Lifestyle

The Things You Didn't Know About Halloween

by Julian Sonny
Stock

As we all prepare to for Halloween tonight it is important that we stay safe, have a good time and get completely chocolate wasted.

And although millions of us will be celebrating just shortly, not many of us know the true history or tradition of this pedestrian holiday. We have decided to shed some light.

These are the things you didn’t know about Halloween.

10. Ireland is typically believed to be the birthplace of Halloween

They must have been wasted.

9. Halloween is the 3rd biggest retail oppurtunity after Christmas and Easter

Last year Tesco alone took some $55 million in sales from Halloween products. In comparison Mother's Day took $37 million, Valentine's Day $28 million and Father's Day just $20 million. Christmas took $320 million and Easter $110 million. Overall, industry estimates are for a spooktacular $280m boost to trading – 20 times more than ten years ago.

8. Halloween derives from the Celtic Irish Samhain festival, meaning summer's end

During this time people would light bonfires and wear masks to ward off the ghosts of the dead. It also incorporates the Roman harvest festival of Pomona, the goddess of fruits and seeds (thought to be the origin of apple bobbing). Pope Gregory III designated November 1 as a time to honour all saints and martyrs - All Saints’ Day - which incorporated some of the traditions of Samhain. The evening before was designated All Hallows’ Eve and later Halloween.

7. About 99% of all pumpkins sold are used as Jack 'o' Lanterns for Halloween

This custom comes from 'souling', a tradition from Ireland where turnips were carved into lanterns to remember souls in purgatory.
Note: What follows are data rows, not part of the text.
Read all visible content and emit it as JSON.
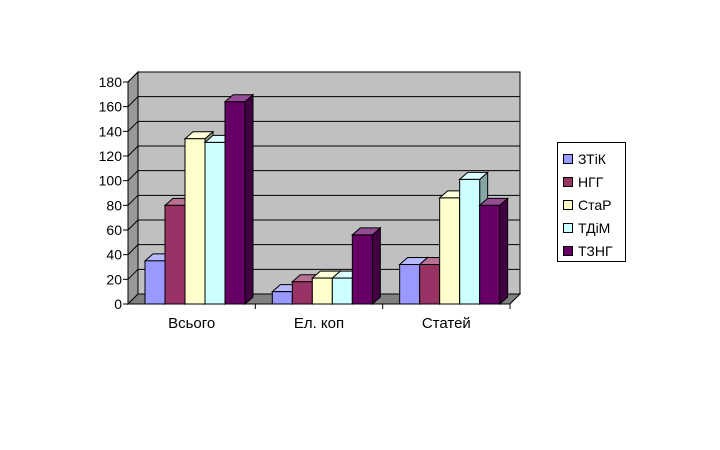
{
  "chart_data": {
    "type": "bar",
    "categories": [
      "Всього",
      "Ел. коп",
      "Статей"
    ],
    "series": [
      {
        "name": "ЗТіК",
        "values": [
          35,
          10,
          32
        ],
        "color": "#9999ff"
      },
      {
        "name": "НГГ",
        "values": [
          80,
          18,
          32
        ],
        "color": "#993366"
      },
      {
        "name": "СтаР",
        "values": [
          134,
          21,
          86
        ],
        "color": "#ffffcc"
      },
      {
        "name": "ТДіМ",
        "values": [
          131,
          21,
          101
        ],
        "color": "#ccffff"
      },
      {
        "name": "ТЗНГ",
        "values": [
          164,
          56,
          80
        ],
        "color": "#660066"
      }
    ],
    "ylim": [
      0,
      180
    ],
    "yticks": [
      "0",
      "20",
      "40",
      "60",
      "80",
      "100",
      "120",
      "140",
      "160",
      "180"
    ],
    "grid": true,
    "legend": "right",
    "wall_color": "#c0c0c0",
    "floor_color": "#808080"
  }
}
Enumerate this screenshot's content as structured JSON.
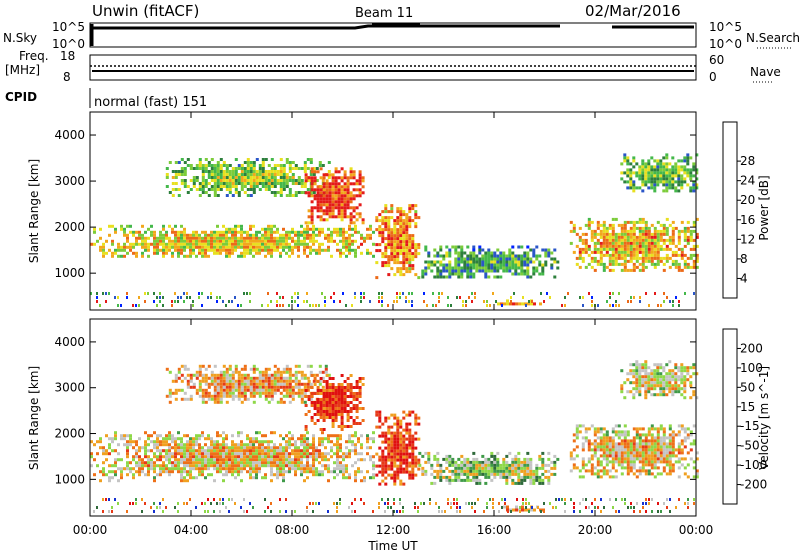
{
  "header": {
    "title": "Unwin (fitACF)",
    "beam": "Beam 11",
    "date": "02/Mar/2016"
  },
  "top_panel": {
    "nsky_label": "N.Sky",
    "nsky_ticks": [
      "10^5",
      "10^0"
    ],
    "nsearch_label": "N.Search",
    "nsearch_ticks": [
      "10^5",
      "10^0"
    ],
    "freq_label": "Freq.",
    "freq_unit": "[MHz]",
    "freq_ticks": [
      "18",
      "8"
    ],
    "nave_label": "Nave",
    "nave_ticks": [
      "60",
      "0"
    ],
    "cpid_label": "CPID",
    "cpid_value": "normal (fast) 151"
  },
  "chart_data": [
    {
      "type": "heatmap",
      "name": "power",
      "ylabel": "Slant Range [km]",
      "y_ticks": [
        "1000",
        "2000",
        "3000",
        "4000"
      ],
      "ylim": [
        200,
        4500
      ],
      "colorbar_label": "Power [dB]",
      "colorbar_ticks": [
        "4",
        "8",
        "12",
        "16",
        "20",
        "24",
        "28"
      ],
      "colors": [
        "#0022ff",
        "#2a55c8",
        "#2d7f3c",
        "#44b84a",
        "#7ccc3a",
        "#e8e020",
        "#f2a81c",
        "#ec6a18",
        "#e41a1a"
      ],
      "echo_regions": [
        {
          "t0": 0.0,
          "t1": 11.2,
          "r0": 1350,
          "r1": 2050,
          "level": 0.58
        },
        {
          "t0": 3.0,
          "t1": 9.5,
          "r0": 2700,
          "r1": 3500,
          "level": 0.4
        },
        {
          "t0": 8.5,
          "t1": 10.8,
          "r0": 2100,
          "r1": 3300,
          "level": 0.85
        },
        {
          "t0": 11.3,
          "t1": 13.0,
          "r0": 900,
          "r1": 2500,
          "level": 0.72
        },
        {
          "t0": 13.0,
          "t1": 18.5,
          "r0": 900,
          "r1": 1600,
          "level": 0.3
        },
        {
          "t0": 19.0,
          "t1": 24.0,
          "r0": 1050,
          "r1": 2200,
          "level": 0.62
        },
        {
          "t0": 21.0,
          "t1": 24.0,
          "r0": 2800,
          "r1": 3600,
          "level": 0.35
        },
        {
          "t0": 16.0,
          "t1": 18.0,
          "r0": 330,
          "r1": 430,
          "level": 0.7
        }
      ]
    },
    {
      "type": "heatmap",
      "name": "velocity",
      "ylabel": "Slant Range [km]",
      "y_ticks": [
        "1000",
        "2000",
        "3000",
        "4000"
      ],
      "ylim": [
        200,
        4500
      ],
      "colorbar_label": "Velocity [m s^-1]",
      "colorbar_ticks": [
        "200",
        "100",
        "50",
        "15",
        "-15",
        "-50",
        "-100",
        "-200"
      ],
      "colors": [
        "#1530d0",
        "#2f6a3a",
        "#3f9a48",
        "#8ed848",
        "#c4c4c4",
        "#f0a020",
        "#ee7018",
        "#e63a18",
        "#e01010"
      ],
      "echo_regions": [
        {
          "t0": 0.0,
          "t1": 11.2,
          "r0": 1000,
          "r1": 2050,
          "level": 0.5
        },
        {
          "t0": 3.0,
          "t1": 9.5,
          "r0": 2700,
          "r1": 3500,
          "level": 0.55
        },
        {
          "t0": 8.5,
          "t1": 10.8,
          "r0": 2100,
          "r1": 3300,
          "level": 0.8
        },
        {
          "t0": 11.3,
          "t1": 13.0,
          "r0": 900,
          "r1": 2500,
          "level": 0.78
        },
        {
          "t0": 13.0,
          "t1": 18.5,
          "r0": 900,
          "r1": 1600,
          "level": 0.35
        },
        {
          "t0": 19.0,
          "t1": 24.0,
          "r0": 1050,
          "r1": 2200,
          "level": 0.5
        },
        {
          "t0": 21.0,
          "t1": 24.0,
          "r0": 2800,
          "r1": 3600,
          "level": 0.45
        },
        {
          "t0": 16.0,
          "t1": 18.0,
          "r0": 330,
          "r1": 430,
          "level": 0.65
        }
      ]
    }
  ],
  "x_axis": {
    "label": "Time UT",
    "ticks": [
      "00:00",
      "04:00",
      "08:00",
      "12:00",
      "16:00",
      "20:00",
      "00:00"
    ]
  }
}
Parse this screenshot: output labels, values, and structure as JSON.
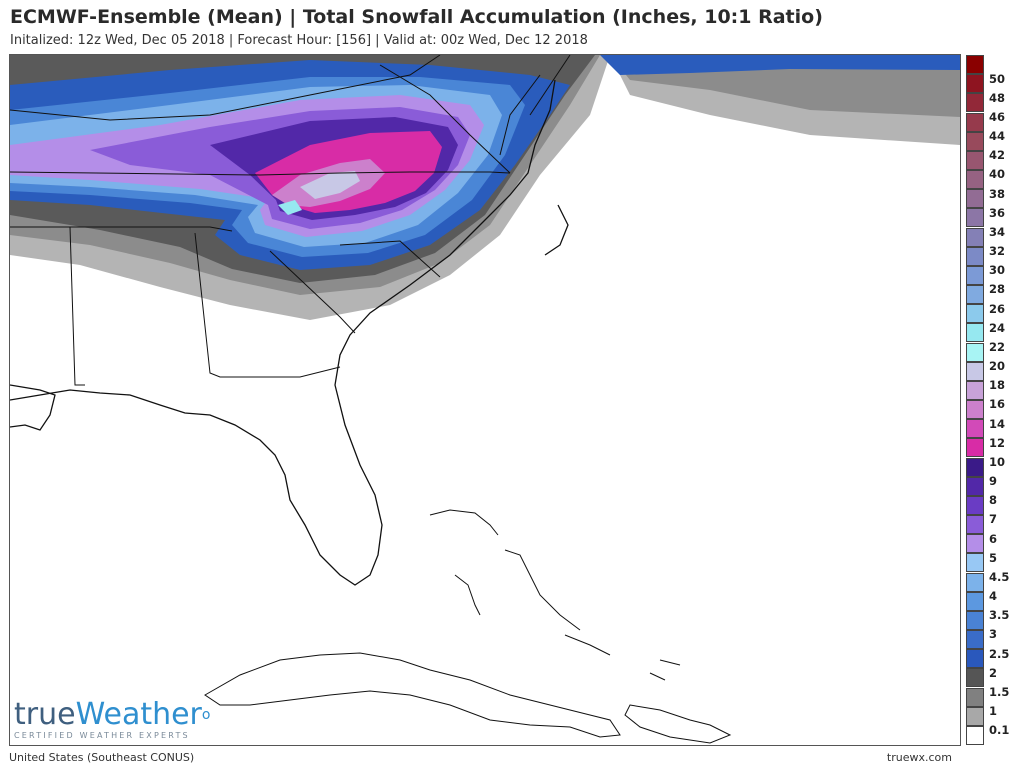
{
  "header": {
    "title": "ECMWF-Ensemble (Mean) | Total Snowfall Accumulation (Inches, 10:1 Ratio)",
    "subtitle": "Initalized: 12z Wed, Dec 05 2018 | Forecast Hour: [156] | Valid at: 00z Wed, Dec 12 2018"
  },
  "footer": {
    "region": "United States (Southeast CONUS)",
    "site": "truewx.com"
  },
  "logo": {
    "part1": "true",
    "part2": "Weather",
    "tagline": "CERTIFIED WEATHER EXPERTS"
  },
  "legend": [
    {
      "label": "50",
      "color": "#8a0000"
    },
    {
      "label": "48",
      "color": "#8e1420"
    },
    {
      "label": "46",
      "color": "#922838"
    },
    {
      "label": "44",
      "color": "#963a4c"
    },
    {
      "label": "42",
      "color": "#984a5c"
    },
    {
      "label": "40",
      "color": "#985670"
    },
    {
      "label": "38",
      "color": "#966282"
    },
    {
      "label": "36",
      "color": "#926c94"
    },
    {
      "label": "34",
      "color": "#8c76a6"
    },
    {
      "label": "32",
      "color": "#8480b6"
    },
    {
      "label": "30",
      "color": "#7c8ac6"
    },
    {
      "label": "28",
      "color": "#7c9ad6"
    },
    {
      "label": "26",
      "color": "#80aae0"
    },
    {
      "label": "24",
      "color": "#8ccaec"
    },
    {
      "label": "22",
      "color": "#96e8f0"
    },
    {
      "label": "20",
      "color": "#a8f4f4"
    },
    {
      "label": "18",
      "color": "#c8c8e6"
    },
    {
      "label": "16",
      "color": "#c8a2d8"
    },
    {
      "label": "14",
      "color": "#cc80cc"
    },
    {
      "label": "12",
      "color": "#d24ab8"
    },
    {
      "label": "10",
      "color": "#d82ca6"
    },
    {
      "label": "9",
      "color": "#3a1a88"
    },
    {
      "label": "8",
      "color": "#5228a8"
    },
    {
      "label": "7",
      "color": "#6a3cc4"
    },
    {
      "label": "6",
      "color": "#8a5cd8"
    },
    {
      "label": "5",
      "color": "#b48ee8"
    },
    {
      "label": "4.5",
      "color": "#98c8f4"
    },
    {
      "label": "4",
      "color": "#7cb2ea"
    },
    {
      "label": "3.5",
      "color": "#5c98e0"
    },
    {
      "label": "3",
      "color": "#4a82d4"
    },
    {
      "label": "2.5",
      "color": "#3a6cc8"
    },
    {
      "label": "2",
      "color": "#2a58bc"
    },
    {
      "label": "1.5",
      "color": "#555555"
    },
    {
      "label": "1",
      "color": "#808080"
    },
    {
      "label": "0.1",
      "color": "#a8a8a8"
    },
    {
      "label": "",
      "color": "#ffffff"
    }
  ]
}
When many Irish arrived in America during the Potato Famine, they found pumpkins in more plentiful supply and so the turnips were replaced.

6. Trick or treating also derives from souling

In the Middle Ages when the poor would beg door to door for treats in return for saying prayers for the dead - and guising - still practiced in parts of Scotland and first recorded in the late 1800s - where children in disguise sing a song or do another party piece door to door in return for cakes, fruit or money.

5. The tradition for wearing costumes derives from guising

The first mass-produced Halloween costumes appeared in America in the 1930s and it is the Americans we have to thank for the way we celebrate Halloween today.

4. More than 10% of pet owners in America dress their pets in Halloween costumes

It should also be noted that 100% of these people are white.

3. So far more than 2 million people have hit the ‘like’ button on the Cadbury’s Scream Egg Facebook page.

For the uninitiated, it has green slime instead of the familiar yolk centre.

2. In 1964 Helen Pfeil of Greenlawn, New York, was arrested for handing out arsenic-laced sweets to teens

She was considered too old to trick or treat and wanted to start trouble.

1. Approximately 598 million pounds of candy is sold during Halloween season

Thats $1.9 billion worth of sweets sold during the Halloween in America. Nearly 90 million pounds of that is is chocolate.